L’ Art. 80 DPR n.1124/1965 e la sua “incompatibilità” con il regime del danno biologico”. Notazione a margine della sentenza n.46/2010 della Corte Costituzionale

A distanza di quattro anni fa ancora discutere la sentenza della Corte Costituzionale n.46/2010 che riguarda il concetto di "nuova malattia".

La Corte Costituzionale ha stabilito che una denuncia di aggravamento, verificatosi dopo la scadenza del quindicennio, sempre che ricorra anche la continuazione - oltre la data di decorrenza della rendita già costituita - dell'esposizione all'agente patogeno che ha dato causa all'originaria patologia professionale, deve essere considerata come "nuova malattia".

Gli autori su detta tematica si sono già espressi con diverse pubblicazioni critiche alla soluzione prospettata, con la presente sottolineano un fatto importante passato sotto silenzio - visto da dove proveniva l'indirizzo - relativo all'inapplicabilità dell'art.80 alla fattispecio in oggetto; il riferimento della Consulta all'art.80, come espressamente dichiarato per risolvere la problematica, non poteva essere fatto in quanto, per il caso in esame e/o similari, non applicabile.

Segnalano, infine, che per il "principio" fissato dalla Corte, sono le tre situazioni che si possono verificare al manifestarsi della "nuova malattia" e la soluzione - cioè la metodologia applicativa - era prevista nell'art.13, comma 5 e 6 ed in base ad essa dove essere risolta la problematica senza scomodare l'art.80 perlatro inapplicabile.

(Per gentile concessione degli autori A.Ossicini e A.Miccio , Specialisti in Medicina Legale ed in Medicina del Lavoro si anticipa, online, l'articolo che è in via di pubblicazione su rivista scientifica). Formato in PDF: http://www.medicocompetente.it/documenti/740/Articolo-del-mese-maggio-2014.htm


La valutazione del danno in ambito Inail, a seguito dell'entrata in vigore del D.M. 12.7.2000 fa riferimento esclusivamente al danno biologico di cui all'art.13 del D.Lgs n.38/2000, con l'eccezione prevista da comma 11 dello stesso articolo che statuisce "Per quanto non previsto dalle presenti disposizioni, si applica la normativa del testo unico , in quanto compatibile".

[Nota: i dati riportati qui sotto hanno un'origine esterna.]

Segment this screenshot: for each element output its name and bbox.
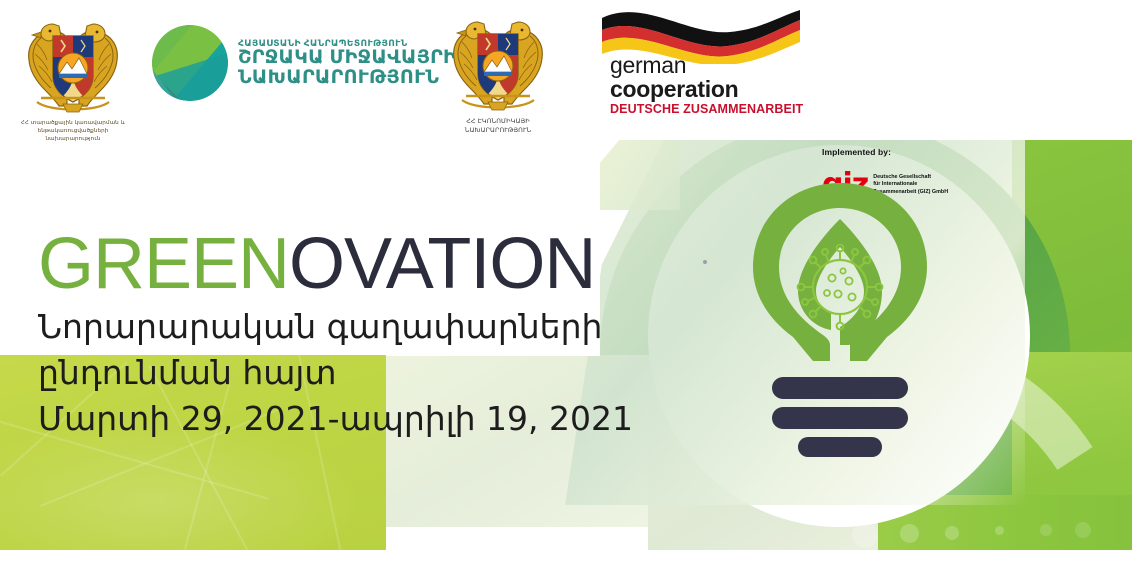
virus-molecule-icon [798,245,883,330]
bulb-base-ring-2 [772,407,908,429]
logo-environment-ministry: ՀԱՅԱՍՏԱՆԻ ՀԱՆՐԱՊԵՏՈՒԹՅՈՒՆ ՇՐՋԱԿԱ ՄԻՋԱՎԱՅ… [152,25,456,101]
background-bokeh-dot [945,526,959,540]
environment-ministry-wordmark: ՀԱՅԱՍՏԱՆԻ ՀԱՆՐԱՊԵՏՈՒԹՅՈՒՆ ՇՐՋԱԿԱ ՄԻՋԱՎԱՅ… [238,39,456,88]
title-green-part: GREEN [38,224,289,304]
subtitle-line-1: Նորարարական գաղափարների [38,304,633,350]
german-cooperation-wordmark: german cooperation DEUTSCHE ZUSAMMENARBE… [610,54,803,117]
subtitle-block: Նորարարական գաղափարների ընդունման հայտ Մ… [38,304,633,442]
subtitle-line-3: Մարտի 29, 2021-ապրիլի 19, 2021 [38,396,633,442]
greenovation-poster: ՀՀ տարածքային կառավարման և ենթակառուցված… [0,0,1132,575]
armenia-coat-of-arms-icon [19,14,127,118]
background-bokeh-dot [1040,524,1052,536]
page-title: GREENOVATION [38,228,633,300]
logo-territorial-administration-ministry: ՀՀ տարածքային կառավարման և ենթակառուցված… [8,14,138,143]
background-bokeh-dot [900,524,919,543]
green-lightbulb-leaf-virus-emblem [735,175,945,465]
logo-caption: ՀՀ տարածքային կառավարման և ենթակառուցված… [8,119,138,143]
environment-ministry-circle-icon [152,25,228,101]
armenia-coat-of-arms-icon [444,12,552,116]
logo-german-cooperation: german cooperation DEUTSCHE ZUSAMMENARBE… [596,2,806,117]
logo-caption: ՀՀ ԷԿՈՆՈՄԻԿԱՅԻ ՆԱԽԱՐԱՐՈՒԹՅՈՒՆ [432,117,564,135]
implemented-by-label: Implemented by: [822,147,972,157]
background-bokeh-dot [1075,522,1091,538]
logo-economy-ministry: ՀՀ ԷԿՈՆՈՄԻԿԱՅԻ ՆԱԽԱՐԱՐՈՒԹՅՈՒՆ [432,12,564,135]
bulb-base-ring-1 [772,377,908,399]
bulb-outline-icon [735,175,945,375]
bulb-base-ring-3 [798,437,882,457]
title-dark-part: OVATION [289,224,595,304]
headline-block: GREENOVATION Նորարարական գաղափարների ընդ… [38,228,633,442]
background-bokeh-dot [995,526,1004,535]
decorative-dot [703,260,707,264]
subtitle-line-2: ընդունման հայտ [38,350,633,396]
background-bottom-white-strip [0,550,1132,575]
partner-logo-bar: ՀՀ տարածքային կառավարման և ենթակառուցված… [0,0,1132,140]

Da una lettura dei suoi diversi comma, ben dodici, si evincono le modalità di valutazione del grado di menomazione a seguito di evento negativo sull'integrità psico-fisica, sia di natura infortunistica che legato ad una malattia professionale.

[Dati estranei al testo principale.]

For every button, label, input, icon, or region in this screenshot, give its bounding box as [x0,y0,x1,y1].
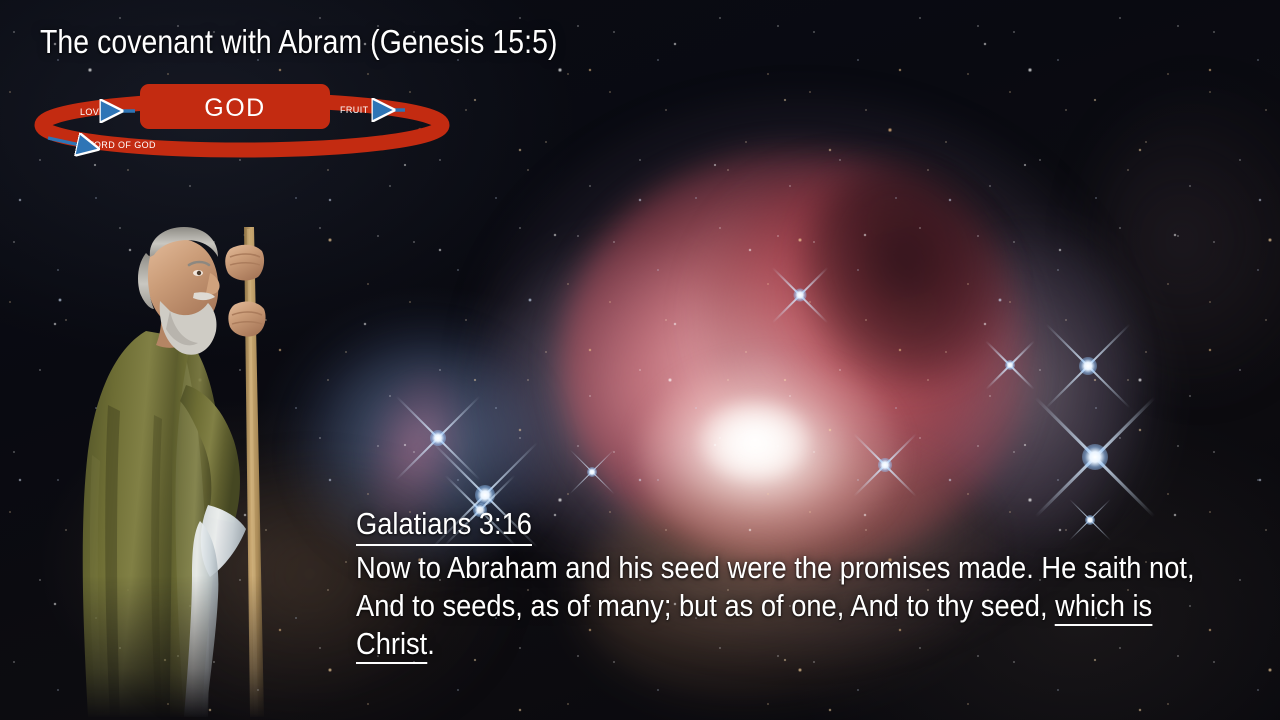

Infatti nel suddetto articolo si ricavano le diverse metodologie, fermo restando che proprio nel D.M. citato, si ritrovano, prima delle tabelle, delle puntuali indicazioni sulla criteriologia; lo stesso articolo di fatto sostituisce, ed integra, gli articoli che vanno dall'art.78 all'art.83 del D.P.R. n.1124/1965

IL 'articolo 13 al comma 2, afferma che i "..danni conseguenti ad infortuni sul lavoro e malattia professionali verificatesi e denunciate a decorrere dalla data di entrata in vigore del decreto ministeriale (9 agosto 2000) " ed il comma 2, punto a) impone che "..le menomazioni conseguenti alle lesioni dell'integrità psicofisica....sono valutate un base a specifica 'tabella delle menomazioni'comprensive degli aspetti dinamico relazionali ..." e subito dopo al comma 5 e 6 vengono esplicitate le diverse possibilità.

IL comma 5 recita che nel caso "...l'assicurato, già colpito da uno o più eventi rientranti nella disciplina delle presenti disposizioni, subisca un nuovo evento lesivo si procede alla valutazione complessiva dei postumi ed alla liquidazione quindi di un'unica entità o dell'indennizzo in capitale corrispondente al grado complessivo della menomazione dell'energia psicofisica..", mentre il comma 6 dello stesso articolo, che si divide in due parti, fa riferimento a due situazioni differenti in relazione alla congiunzione di postumi tra due eventi sotto diversi regimi, o con menomazioni precedenti extralavoro.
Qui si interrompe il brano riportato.